Today's Scripture
Jonah 4:1–11
But this was very displeasing to Jonah, and he became angry. He prayed to the Lord and said, “O Lord! Is not this what I said while I was still in my own country? That is why I fled to Tarshish at the beginning; for I knew that you are a gracious God and merciful, slow to anger, and abounding in steadfast love, and ready to relent from punishing. And now, O Lord, please take my life from me, for it is better for me to die than to live.” And the Lord said, “Is it right for you to be angry?”
Then Jonah went out of the city and sat down east of the city, and made a booth for himself there. He sat under it in the shade, waiting to see what would become of the city. The Lord God appointed a bush, and made it come up over Jonah, to give shade over his head, to save him from his discomfort; so Jonah was very happy about the bush. But when dawn came up the next day, God appointed a worm that attacked the bush, so that it withered. When the sun rose, God prepared a sultry east wind, and the sun beat down on the head of Jonah so that he was faint and asked that he might die. He said, “It is better for me to die than to live.” But God said to Jonah, “Is it right for you to be angry about the bush?” And he said, “Yes, angry enough to die.” Then the Lord said, “You are concerned about the bush, for which you did not labor and which you did not grow; it came into being in a night and perished in a night. And should I not be concerned about Nineveh, that great city, in which there are more than a hundred and twenty thousand persons who do not know their right hand from their left, and also many animals?” (NRSV)
Reflection
It takes a certain boldness to go up against the word of God, especially when one is as effective a prophet as Jonah was. Commanded by God to warn Nineveh of its destruction, Jonah instead fled in the opposite direction. He didn’t get very far. After incidentally converting a ship’s crew into believers once they had thrown him overboard, he landed inside a fish (or whale). Who doesn’t know the story of Jonah faithfully praying to God from that dark place? “I called to the Lord, out of my distress, and he answered me. … I will sacrifice to thee with the voice of thanksgiving.”

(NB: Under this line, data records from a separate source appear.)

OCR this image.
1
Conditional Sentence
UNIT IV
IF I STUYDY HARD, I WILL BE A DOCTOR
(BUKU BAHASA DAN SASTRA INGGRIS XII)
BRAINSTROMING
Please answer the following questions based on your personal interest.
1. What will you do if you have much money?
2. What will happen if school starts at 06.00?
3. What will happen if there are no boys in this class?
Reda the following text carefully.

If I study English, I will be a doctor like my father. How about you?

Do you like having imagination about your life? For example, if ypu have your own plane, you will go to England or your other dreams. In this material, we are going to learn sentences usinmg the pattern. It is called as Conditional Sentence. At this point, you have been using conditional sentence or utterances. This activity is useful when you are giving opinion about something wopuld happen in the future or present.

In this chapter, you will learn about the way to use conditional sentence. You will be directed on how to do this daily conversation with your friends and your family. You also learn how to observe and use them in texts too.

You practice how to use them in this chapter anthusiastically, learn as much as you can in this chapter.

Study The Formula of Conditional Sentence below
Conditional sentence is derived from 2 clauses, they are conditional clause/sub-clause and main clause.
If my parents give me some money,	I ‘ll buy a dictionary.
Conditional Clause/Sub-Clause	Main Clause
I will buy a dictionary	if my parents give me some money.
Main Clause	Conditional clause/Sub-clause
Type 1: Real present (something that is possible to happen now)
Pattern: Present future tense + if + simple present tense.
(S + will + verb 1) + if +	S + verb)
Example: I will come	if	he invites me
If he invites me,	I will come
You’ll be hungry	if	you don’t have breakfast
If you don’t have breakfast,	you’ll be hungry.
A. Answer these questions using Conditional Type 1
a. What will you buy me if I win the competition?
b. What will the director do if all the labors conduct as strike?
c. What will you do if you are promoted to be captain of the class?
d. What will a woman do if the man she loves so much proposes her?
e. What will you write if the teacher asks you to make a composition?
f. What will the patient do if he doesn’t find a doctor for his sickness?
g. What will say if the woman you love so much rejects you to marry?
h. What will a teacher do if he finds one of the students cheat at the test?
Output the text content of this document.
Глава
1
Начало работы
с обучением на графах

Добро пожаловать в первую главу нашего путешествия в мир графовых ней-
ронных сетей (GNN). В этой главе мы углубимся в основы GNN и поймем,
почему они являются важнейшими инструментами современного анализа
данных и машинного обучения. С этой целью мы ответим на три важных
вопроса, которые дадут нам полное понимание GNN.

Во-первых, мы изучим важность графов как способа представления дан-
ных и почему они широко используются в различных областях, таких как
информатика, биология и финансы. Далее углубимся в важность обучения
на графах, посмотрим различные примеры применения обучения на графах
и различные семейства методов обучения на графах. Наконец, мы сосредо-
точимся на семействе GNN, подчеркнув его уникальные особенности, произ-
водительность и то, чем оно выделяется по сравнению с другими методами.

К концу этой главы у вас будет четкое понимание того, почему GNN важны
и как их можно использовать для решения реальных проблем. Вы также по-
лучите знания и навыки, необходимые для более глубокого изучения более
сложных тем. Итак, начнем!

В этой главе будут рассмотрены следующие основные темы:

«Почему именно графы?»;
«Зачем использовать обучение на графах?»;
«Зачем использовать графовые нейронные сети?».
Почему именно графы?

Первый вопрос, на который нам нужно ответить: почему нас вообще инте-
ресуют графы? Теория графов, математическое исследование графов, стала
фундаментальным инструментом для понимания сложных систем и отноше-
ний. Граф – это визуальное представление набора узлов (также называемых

His prayer was heard. The fish (or God) delivered him, safely, to the shores of, yes, Nineveh.
Pause for a moment. If you were delivered to the geographic coordinates God had intended for you, especially after a harrowing journey that must have felt like the underworld (or worse), how would you respond?
Jonah went to work. “Yet forty days and Nineveh will be overthrown,” he cried as he coursed through the city. His words were all the Ninevites needed to respond, repent, and receive God’s favor. Nineveh was saved, God was pleased, but Jonah sulked on the sidelines. He resented being used as a vessel of redemption for the city he despised. He idolized his own prejudices: if God allowed the Ninevites to live, then Jonah would rather die.
That’s quite an example of zero-sum thinking, isn’t it? Clinging to one’s hatred of “the other”? Believing that another’s gain is your loss? Deciding that some people just need to be kept down? As the chapter concludes, we witness God attempting to rationalize with Jonah, who’s feeling pretty sorry for himself about saving Nineveh and losing a shade plant. “See how small-minded you’re being,” God’s larger message seems to be, to Jonah and anyone with ears to hear: “What qualifies you to exclude people from my kingdom? Who are you to distinguish the redeemed from the damned?”
Prayer
In thy house are many mansions, Lord. Open our hearts and minds to live a faith so deep, so broad, and so high that it welcomes all people, all creation, to share joyfully in the gift of your redeeming grace. Amen.